2018-07-25期 MapReduce求部门工资总和及平均工资
Posted
tags:
篇首语:本文由小常识网(cha138.com)小编为大家整理,主要介绍了2018-07-25期 MapReduce求部门工资总和及平均工资相关的知识,希望对你有一定的参考价值。
1、Mapper类
package cn.sjq.bigdata.mr.salary;
import java.io.IOException;
import org.apache.commons.lang.StringUtils;
import org.apache.hadoop.io.LongWritable;
import org.apache.hadoop.io.Text;
import org.apache.hadoop.mapreduce.Mapper;
/**
* 求部门员工薪资总和,部门平均薪资 Map类
* 数据格式:
* SEQ EMPLOYEE_NAME COMPANY_NAME DEPT_NAME SUB_TOTAL COM_FUND_PAYAMT
1 张三 xx有限公司 客户服务中心 5887 798
* @author songjq
*
*/
public class DeptSalaryMapper extends Mapper<LongWritable, Text, Text, Text> {
private Text tkey = new Text();
private Text tvalue = new Text();
/*
* 实现Mapper类map方法
* (non-Javadoc)
* @see org.apache.hadoop.mapreduce.Mapper#map(KEYIN, VALUEIN, org.apache.hadoop.mapreduce.Mapper.Context)
*/
@Override
protected void map(LongWritable key, Text value, Context context)

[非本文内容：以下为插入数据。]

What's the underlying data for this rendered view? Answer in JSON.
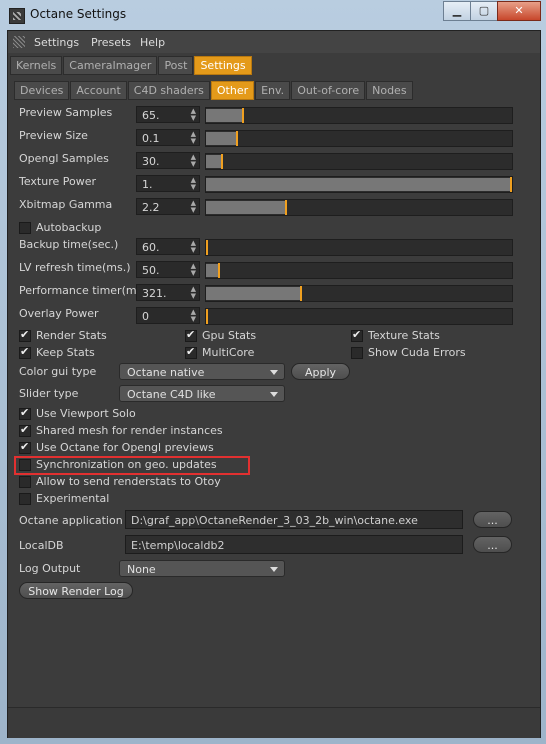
{
  "window": {
    "title": "Octane Settings",
    "minimize": "▁",
    "maximize": "▢",
    "close": "✕"
  },
  "menubar": [
    "Settings",
    "Presets",
    "Help"
  ],
  "main_tabs": [
    {
      "label": "Kernels",
      "active": false
    },
    {
      "label": "CameraImager",
      "active": false
    },
    {
      "label": "Post",
      "active": false
    },
    {
      "label": "Settings",
      "active": true
    }
  ],
  "sub_tabs": [
    {
      "label": "Devices",
      "active": false
    },
    {
      "label": "Account",
      "active": false
    },
    {
      "label": "C4D shaders",
      "active": false
    },
    {
      "label": "Other",
      "active": true
    },
    {
      "label": "Env.",
      "active": false
    },
    {
      "label": "Out-of-core",
      "active": false
    },
    {
      "label": "Nodes",
      "active": false
    }
  ],
  "params": [
    {
      "label": "Preview Samples",
      "value": "65.",
      "level": 0.12
    },
    {
      "label": "Preview Size",
      "value": "0.1",
      "level": 0.1
    },
    {
      "label": "Opengl Samples",
      "value": "30.",
      "level": 0.05
    },
    {
      "label": "Texture Power",
      "value": "1.",
      "level": 1.0
    },
    {
      "label": "Xbitmap Gamma",
      "value": "2.2",
      "level": 0.26
    }
  ],
  "autobackup": {
    "label": "Autobackup",
    "checked": false
  },
  "params2": [
    {
      "label": "Backup time(sec.)",
      "value": "60.",
      "level": 0.0
    },
    {
      "label": "LV refresh time(ms.)",
      "value": "50.",
      "level": 0.04
    },
    {
      "label": "Performance timer(ms.)",
      "value": "321.",
      "level": 0.31
    },
    {
      "label": "Overlay Power",
      "value": "0",
      "level": 0.0
    }
  ],
  "stats": [
    {
      "label": "Render Stats",
      "checked": true
    },
    {
      "label": "Gpu Stats",
      "checked": true
    },
    {
      "label": "Texture Stats",
      "checked": true
    },
    {
      "label": "Keep Stats",
      "checked": true
    },
    {
      "label": "MultiCore",
      "checked": true
    },
    {
      "label": "Show Cuda Errors",
      "checked": false
    }
  ],
  "color_gui": {
    "label": "Color gui type",
    "value": "Octane native",
    "apply": "Apply"
  },
  "slider_type": {
    "label": "Slider type",
    "value": "Octane C4D like"
  },
  "options": [
    {
      "label": "Use Viewport Solo",
      "checked": true
    },
    {
      "label": "Shared mesh for render instances",
      "checked": true
    },
    {
      "label": "Use Octane for Opengl previews",
      "checked": true
    },
    {
      "label": "Synchronization on geo. updates",
      "checked": false
    },
    {
      "label": "Allow to send renderstats to Otoy",
      "checked": false
    },
    {
      "label": "Experimental",
      "checked": false
    }
  ],
  "octane_app": {
    "label": "Octane application",
    "value": "D:\\graf_app\\OctaneRender_3_03_2b_win\\octane.exe",
    "browse": "..."
  },
  "localdb": {
    "label": "LocalDB",
    "value": "E:\\temp\\localdb2",
    "browse": "..."
  },
  "log_output": {
    "label": "Log Output",
    "value": "None"
  },
  "show_log": "Show Render Log",
  "colors": {
    "accent": "#e49a1a",
    "highlight": "#e23030"
  }
}
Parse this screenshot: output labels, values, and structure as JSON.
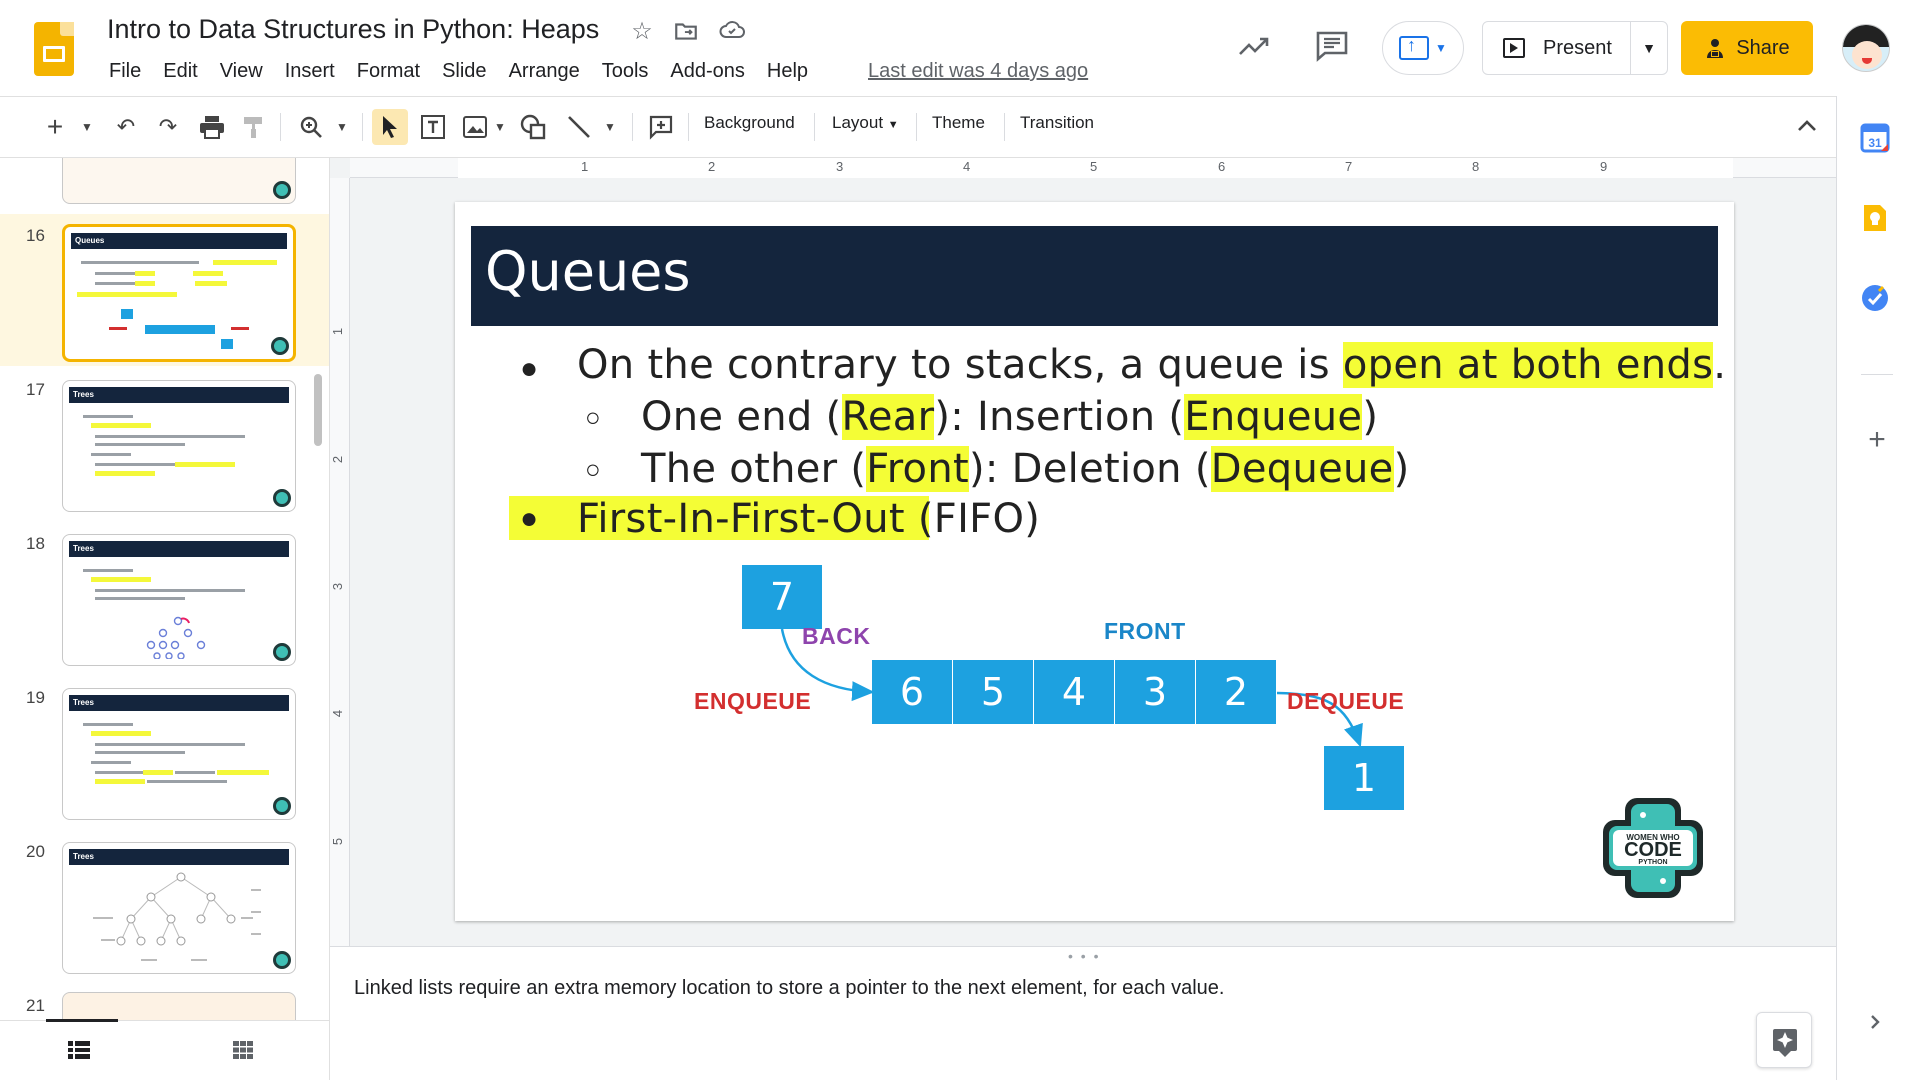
{
  "header": {
    "doc_title": "Intro to Data Structures in Python: Heaps",
    "menu": [
      "File",
      "Edit",
      "View",
      "Insert",
      "Format",
      "Slide",
      "Arrange",
      "Tools",
      "Add-ons",
      "Help"
    ],
    "last_edit": "Last edit was 4 days ago",
    "present_label": "Present",
    "share_label": "Share"
  },
  "toolbar": {
    "background_label": "Background",
    "layout_label": "Layout",
    "theme_label": "Theme",
    "transition_label": "Transition"
  },
  "filmstrip": {
    "slides": [
      {
        "number": "16",
        "title": "Queues"
      },
      {
        "number": "17",
        "title": "Trees"
      },
      {
        "number": "18",
        "title": "Trees"
      },
      {
        "number": "19",
        "title": "Trees"
      },
      {
        "number": "20",
        "title": "Trees"
      },
      {
        "number": "21",
        "title": ""
      }
    ]
  },
  "ruler": {
    "h": [
      "1",
      "2",
      "3",
      "4",
      "5",
      "6",
      "7",
      "8",
      "9"
    ],
    "v": [
      "1",
      "2",
      "3",
      "4",
      "5"
    ]
  },
  "slide": {
    "title": "Queues",
    "bullet1": {
      "pre": "On the contrary to stacks, a queue is ",
      "hl": "open at both ends",
      "post": "."
    },
    "sub1": {
      "a": "One end (",
      "b": "Rear",
      "c": "): Insertion (",
      "d": "Enqueue",
      "e": ")"
    },
    "sub2": {
      "a": "The other (",
      "b": "Front",
      "c": "): Deletion (",
      "d": "Dequeue",
      "e": ")"
    },
    "bullet2": "First-In-First-Out (FIFO)",
    "diagram": {
      "incoming": "7",
      "queue": [
        "6",
        "5",
        "4",
        "3",
        "2"
      ],
      "outgoing": "1",
      "back_label": "BACK",
      "front_label": "FRONT",
      "enqueue_label": "ENQUEUE",
      "dequeue_label": "DEQUEUE"
    },
    "logo": {
      "line1": "WOMEN WHO",
      "line2": "CODE",
      "line3": "PYTHON"
    }
  },
  "notes": {
    "text": "Linked lists require an extra memory location to store a pointer to the next element, for each value."
  },
  "colors": {
    "accent_yellow": "#fbbc04",
    "title_bar": "#14253d",
    "highlight": "#f4fd36",
    "queue_blue": "#1da1e0",
    "back_purple": "#8e44ad",
    "front_blue": "#1a86c8",
    "op_red": "#d32f2f"
  }
}
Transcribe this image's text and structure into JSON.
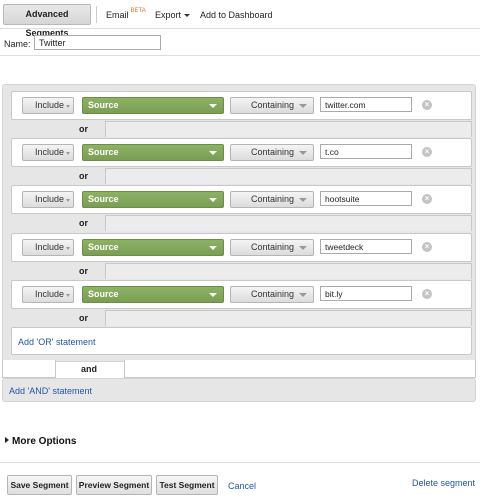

throws IOException, InterruptedException {
//获取一行
/ 1 张三 xx有限公司 客户服务中心 5887 798
String line = value.toString();
//分词操作
String[] fileds = StringUtils.split(line, ",");
//将数据通过context传送到reduce
//设置部门作为key
tkey.set(fileds[3]);
//设置薪资及公积金作为value
tvalue.set(fileds[4]+","+fileds[5]);
context.write(tkey, tvalue);
}
}
2、Reducer类
package cn.sjq.bigdata.mr.salary;
import java.io.IOException;
import org.apache.commons.lang.StringUtils;
import org.apache.hadoop.io.DoubleWritable;
import org.apache.hadoop.io.Text;
import org.apache.hadoop.mapreduce.Reducer;
/**
* 求部门员工薪资总和,部门平均薪资 Reduce类
* @author songjq
*
*/
public class DeptSalaryReducer extends Reducer<Text, Text, Text, Text> {
private Text tvalue = new Text();
/*
* 实现reducer类的reduce方法
* (non-Javadoc)
* @see org.apache.hadoop.mapreduce.Reducer#reduce(KEYIN, java.lang.Iterable, org.apache.hadoop.mapreduce.Reducer.Context)
*/
@Override
protected void reduce(Text key, Iterable<Text> values, Context ctx)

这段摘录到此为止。